Dengan pemikiran seperti itu,
bisa dimaklum jika kemudian ia mengambil keputusan untuk memeluk Islam. “Kapan lagi
kalau bukan sekarang. Sebab, kalau saya mati dan ternyata belum memeluk Islam,
bagaimana?” pikir Cun Lai gelisah. Maka tanpa pikir panjang lagi, Cun Lai
segera menemui Haji Oslan Kencana (Ong Sun Lian), saudagar besar sekaligus
tokoh Muslim keturunan Cina di Tangerang.

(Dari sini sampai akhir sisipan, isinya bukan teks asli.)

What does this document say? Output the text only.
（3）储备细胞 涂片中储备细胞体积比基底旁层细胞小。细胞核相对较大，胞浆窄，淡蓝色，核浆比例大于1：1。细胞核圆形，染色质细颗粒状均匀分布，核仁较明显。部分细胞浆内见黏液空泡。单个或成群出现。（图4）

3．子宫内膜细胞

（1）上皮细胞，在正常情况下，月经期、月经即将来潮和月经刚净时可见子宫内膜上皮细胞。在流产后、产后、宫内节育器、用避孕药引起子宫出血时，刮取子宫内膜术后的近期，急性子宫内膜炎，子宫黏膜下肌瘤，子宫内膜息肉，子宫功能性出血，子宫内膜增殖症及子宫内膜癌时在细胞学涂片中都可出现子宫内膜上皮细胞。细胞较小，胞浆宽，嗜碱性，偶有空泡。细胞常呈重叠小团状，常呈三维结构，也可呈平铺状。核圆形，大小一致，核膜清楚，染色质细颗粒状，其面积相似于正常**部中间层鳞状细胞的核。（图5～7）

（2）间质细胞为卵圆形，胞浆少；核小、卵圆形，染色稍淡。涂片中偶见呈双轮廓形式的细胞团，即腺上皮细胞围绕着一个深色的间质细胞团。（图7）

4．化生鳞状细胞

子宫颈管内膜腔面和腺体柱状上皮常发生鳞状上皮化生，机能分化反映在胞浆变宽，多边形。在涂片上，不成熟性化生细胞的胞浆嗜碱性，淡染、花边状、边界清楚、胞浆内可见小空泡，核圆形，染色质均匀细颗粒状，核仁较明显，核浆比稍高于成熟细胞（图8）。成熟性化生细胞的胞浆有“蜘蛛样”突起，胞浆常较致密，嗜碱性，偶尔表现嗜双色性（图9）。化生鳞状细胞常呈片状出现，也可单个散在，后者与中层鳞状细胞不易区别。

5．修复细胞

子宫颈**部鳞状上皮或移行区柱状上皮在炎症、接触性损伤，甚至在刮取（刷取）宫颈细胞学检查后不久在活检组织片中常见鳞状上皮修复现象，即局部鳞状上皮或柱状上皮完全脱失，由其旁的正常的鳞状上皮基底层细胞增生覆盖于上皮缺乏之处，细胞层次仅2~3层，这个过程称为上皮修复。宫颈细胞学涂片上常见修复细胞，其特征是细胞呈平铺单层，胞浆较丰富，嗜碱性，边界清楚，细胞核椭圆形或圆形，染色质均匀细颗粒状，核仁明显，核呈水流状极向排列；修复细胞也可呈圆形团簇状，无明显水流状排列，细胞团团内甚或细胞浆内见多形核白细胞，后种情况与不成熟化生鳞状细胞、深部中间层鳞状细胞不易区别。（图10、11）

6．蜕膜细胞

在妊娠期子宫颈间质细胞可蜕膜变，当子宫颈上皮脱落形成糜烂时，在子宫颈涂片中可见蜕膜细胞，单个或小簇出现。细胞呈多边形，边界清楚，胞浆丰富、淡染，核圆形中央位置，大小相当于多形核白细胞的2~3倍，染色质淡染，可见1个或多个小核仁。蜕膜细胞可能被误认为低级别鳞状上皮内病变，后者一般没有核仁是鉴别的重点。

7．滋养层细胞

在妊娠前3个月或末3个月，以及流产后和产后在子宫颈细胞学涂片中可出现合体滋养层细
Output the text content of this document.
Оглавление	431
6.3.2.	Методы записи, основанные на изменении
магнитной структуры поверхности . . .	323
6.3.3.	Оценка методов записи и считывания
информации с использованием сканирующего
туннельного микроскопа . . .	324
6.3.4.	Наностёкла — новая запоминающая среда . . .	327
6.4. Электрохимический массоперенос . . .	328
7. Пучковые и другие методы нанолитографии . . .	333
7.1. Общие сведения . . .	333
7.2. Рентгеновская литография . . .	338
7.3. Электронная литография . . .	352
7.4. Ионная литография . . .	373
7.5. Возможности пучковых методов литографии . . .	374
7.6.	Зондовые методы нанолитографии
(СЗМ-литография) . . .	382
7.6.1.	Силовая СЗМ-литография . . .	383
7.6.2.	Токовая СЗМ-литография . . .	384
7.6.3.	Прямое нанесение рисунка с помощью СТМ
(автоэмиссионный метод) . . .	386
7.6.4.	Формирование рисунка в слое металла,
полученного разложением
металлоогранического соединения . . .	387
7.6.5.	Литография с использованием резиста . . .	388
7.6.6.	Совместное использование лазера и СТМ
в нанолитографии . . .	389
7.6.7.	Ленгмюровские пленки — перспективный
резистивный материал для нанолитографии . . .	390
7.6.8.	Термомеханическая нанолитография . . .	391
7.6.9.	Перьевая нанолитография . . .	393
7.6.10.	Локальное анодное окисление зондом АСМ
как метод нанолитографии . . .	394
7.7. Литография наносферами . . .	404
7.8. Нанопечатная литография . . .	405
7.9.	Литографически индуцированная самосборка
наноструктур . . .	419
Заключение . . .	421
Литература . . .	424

“Bagaimana caranya kalau saya
mau masuk Islam?” tanya Cun Lai pada suatu hari kepada Oslan.
“Gampang, baca saja dua
kalimat syahadat. Kapan mau diislamkan? Minggu?” tanya Oslan.
“Insya
Allah,” jawab Cun Lai.
“Kalau
begitu ba’da Isya saja kita kumpul di Masjid Wihdatul Ummah, jalan STM,
Tangerang,” kata Oslan lagi.
Pada
hari yang sudah disepakati, Cun Lai berangkat ke Masjid Wihdatul Ummah bersama
dua orang sepupunya yang masih beragama Kristen Protestan. Sampai di sana,
tentu saja mereka kaget. Di sana sudah berkumpul ratusan jemaah yang ingin
menyaksikan seorang keturunan Cina masuk Islam. Ketika itu, 25 Oktober 1981, Cun Lai yang mahasiswa fakultas
hukum Untar, berusia 23 tahun. Di masjid inilah ia mengucapkan dua kalimat
syahadat, dibimbing oleh Kol. Zuhri, disaksikan oleh tokoh-tokoh muslim
keturunan Cina serta ratusan jemaah.
Pesan Mama
drmaza.com |
“Nama itu dari saya sendiri. Saya menemukannya jauh sebelum memeluk
Islam. Ketika itu, saya sering mimpi diajak seorang kakek berbaju
putih bersih naik ke puncak gunung. Lalu ia menyuruh saya melihat ke bawah
sambil berpesan, kelak bila jadi orang sukses jangan melupakan orang miskin dan
yatim piatu, jangan lupa pula membangun masjid,” tuturnya.
Pulang
dari masjid Wihdatul Ummah, Abdul Rahman langsung menemui ibundanya dan
memberitahukan perihal kemuslimannya. “Mama tidak melarang kamu masuk Islam,
Cun! Mama Cuma berpesan, jadilah orang Islam yang baik,” kata Abdul Rahman
menirukan pesan ibundanya. Dua hari setelah itu ia segera menemui Ustaz Rosyad
untuk belajar membaca Al-Quran setiap usai Maghrib. “Dan alhamdulillah,
sekarang saya sudah fasih membaca dan menerjemahkan Al-Quran,” katanya lagi
sembari tak henti-hentinya bersyukur.
Beberapa waktu kemudian, usai
lulus sebagai sarjana (1982), ia berusaha membuka percetakan sendiri. Setahun
kemudian ia bekerja di sebuah perusahaan kayu milik Yusuf Hamka, konglomerat
muslim keturunan Tionghoa, tapi hanya betah selama dua tahun. Setelah itu ia
kembali berwiraswasta, membuka toko alat-alat tulis kantor dan fotokopi.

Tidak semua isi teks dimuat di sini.